He was inducted into the U.S. Ski & Snowboard Hall of Fame in 1999. GEORGE GUND III George Gund III plied his love for ice hockey into nudging Sun Valley Resort Owner Bill Janss and Sun Valley’s Ice Show Director Herman Maricich into building an indoor skating rink next to Sun Valley’s outdoor rink in 1974. He began playing ice hockey there with Alex Orb, Charlie Holt, Nick Orr, David Knott, Hermie Haavik, Doc Burgett, Kim Salmela, John Heinrich and John Weekes. And, soon after in 1975, he helped found the Sun Valley Suns ice hockey team.

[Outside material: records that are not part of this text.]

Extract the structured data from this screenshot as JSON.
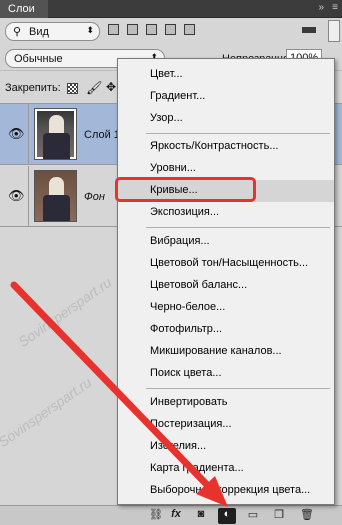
{
  "panel": {
    "tab_label": "Слои",
    "collapse_glyph": "»",
    "close_glyph": "≡"
  },
  "filter": {
    "kind_value": "Вид",
    "kind_icon": "search-icon"
  },
  "blend": {
    "mode_value": "Обычные",
    "opacity_label": "Непрозрачность:",
    "opacity_value": "100%"
  },
  "lock": {
    "label": "Закрепить:"
  },
  "layers": [
    {
      "name": "Слой 1",
      "selected": true,
      "italic": false
    },
    {
      "name": "Фон",
      "selected": false,
      "italic": true
    }
  ],
  "watermark": "Sovinsperspart.ru",
  "menu": {
    "items": [
      "Цвет...",
      "Градиент...",
      "Узор...",
      "Яркость/Контрастность...",
      "Уровни...",
      "Кривые...",
      "Экспозиция...",
      "Вибрация...",
      "Цветовой тон/Насыщенность...",
      "Цветовой баланс...",
      "Черно-белое...",
      "Фотофильтр...",
      "Микширование каналов...",
      "Поиск цвета...",
      "Инвертировать",
      "Постеризация...",
      "Изогелия...",
      "Карта градиента...",
      "Выборочная коррекция цвета..."
    ],
    "highlighted": "Кривые..."
  },
  "bottom_bar": {
    "icons": [
      "link-icon",
      "fx-icon",
      "mask-icon",
      "adjustment-layer-icon",
      "folder-icon",
      "new-layer-icon",
      "trash-icon"
    ],
    "fx_label": "fx"
  },
  "colors": {
    "highlight_box": "#e8322e",
    "selected_layer": "#a3b8d8"
  }
}
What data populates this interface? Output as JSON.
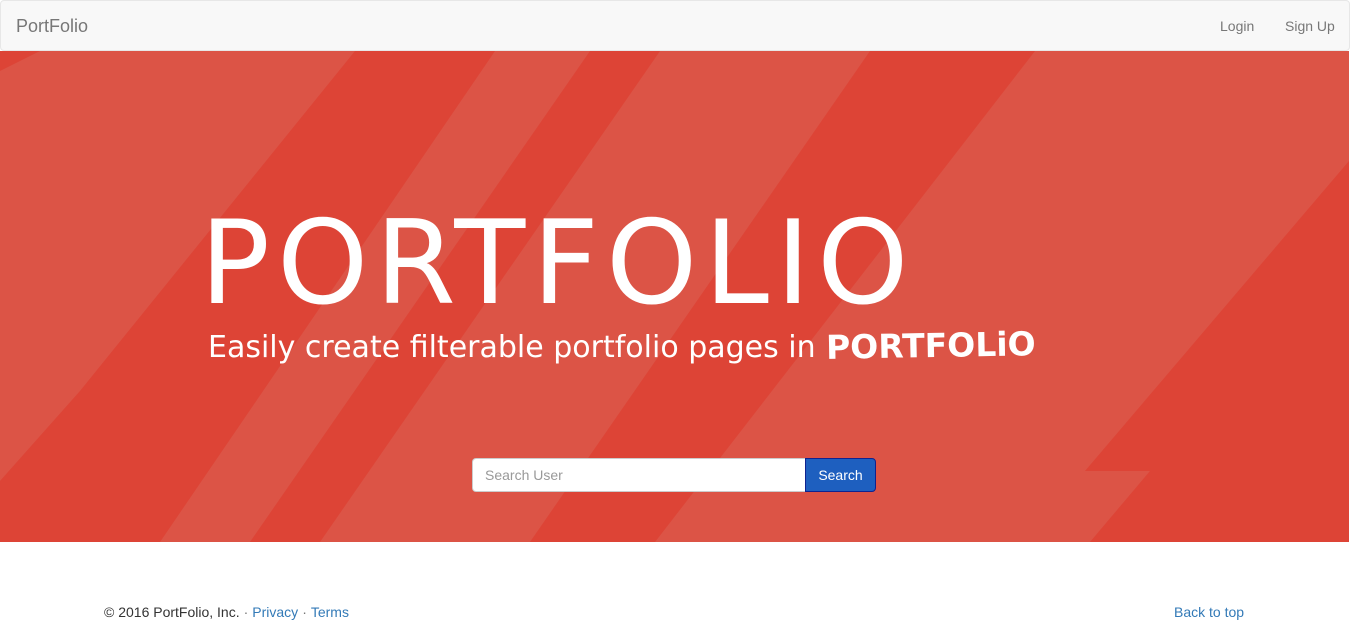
{
  "navbar": {
    "brand": "PortFolio",
    "links": [
      {
        "label": "Login"
      },
      {
        "label": "Sign Up"
      }
    ]
  },
  "hero": {
    "title": "PORTFOLIO",
    "subtitle": "Easily create filterable portfolio pages in",
    "subtitle_logo": "PORTFOLiO",
    "bg_color": "#dc5446",
    "stripe_color": "#dd4436"
  },
  "search": {
    "placeholder": "Search User",
    "value": "",
    "button_label": "Search",
    "button_color": "#1e5fbf"
  },
  "footer": {
    "copyright": "© 2016 PortFolio, Inc.",
    "separator": "·",
    "privacy": "Privacy",
    "terms": "Terms",
    "back_to_top": "Back to top",
    "link_color": "#337ab7"
  }
}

Gund was one of the team’s original players and a benefactor for the team for 20 years. He also supported the Sunsets, the women’s team, which started in 1981. In addition to bringing in good players and coaches, Gund also volunteered as a coach in the youth ice hockey program, training many players who went on to play with the Suns, Sunsets and on college teams. He also co-owned the Cleveland Cavaliers and San Jose Sharks before passing away in 2013 at the age of 75. The Winter Snowsports Hall of Fame was founded by the Ketchum Sun Valley Historical Society in 2010. There are 54 inductees, not including the Class of 2025. Sun Valley is a very impressive winter sports community that has supported an extraordinary group of high achievers, noted Mary Tyson, director of the Center for Regional History.
“I’ve heard so many examples of how people take an interest in and contribute to different winter sports--doing small and big things like consistently being there for their teammates, for teaching, for spreading the love of sport, for driving or flying even!” she said. “The examples go on. I can’t wait for the Induction Ceremony to selfishly get an inspirational fix from this year’s class!”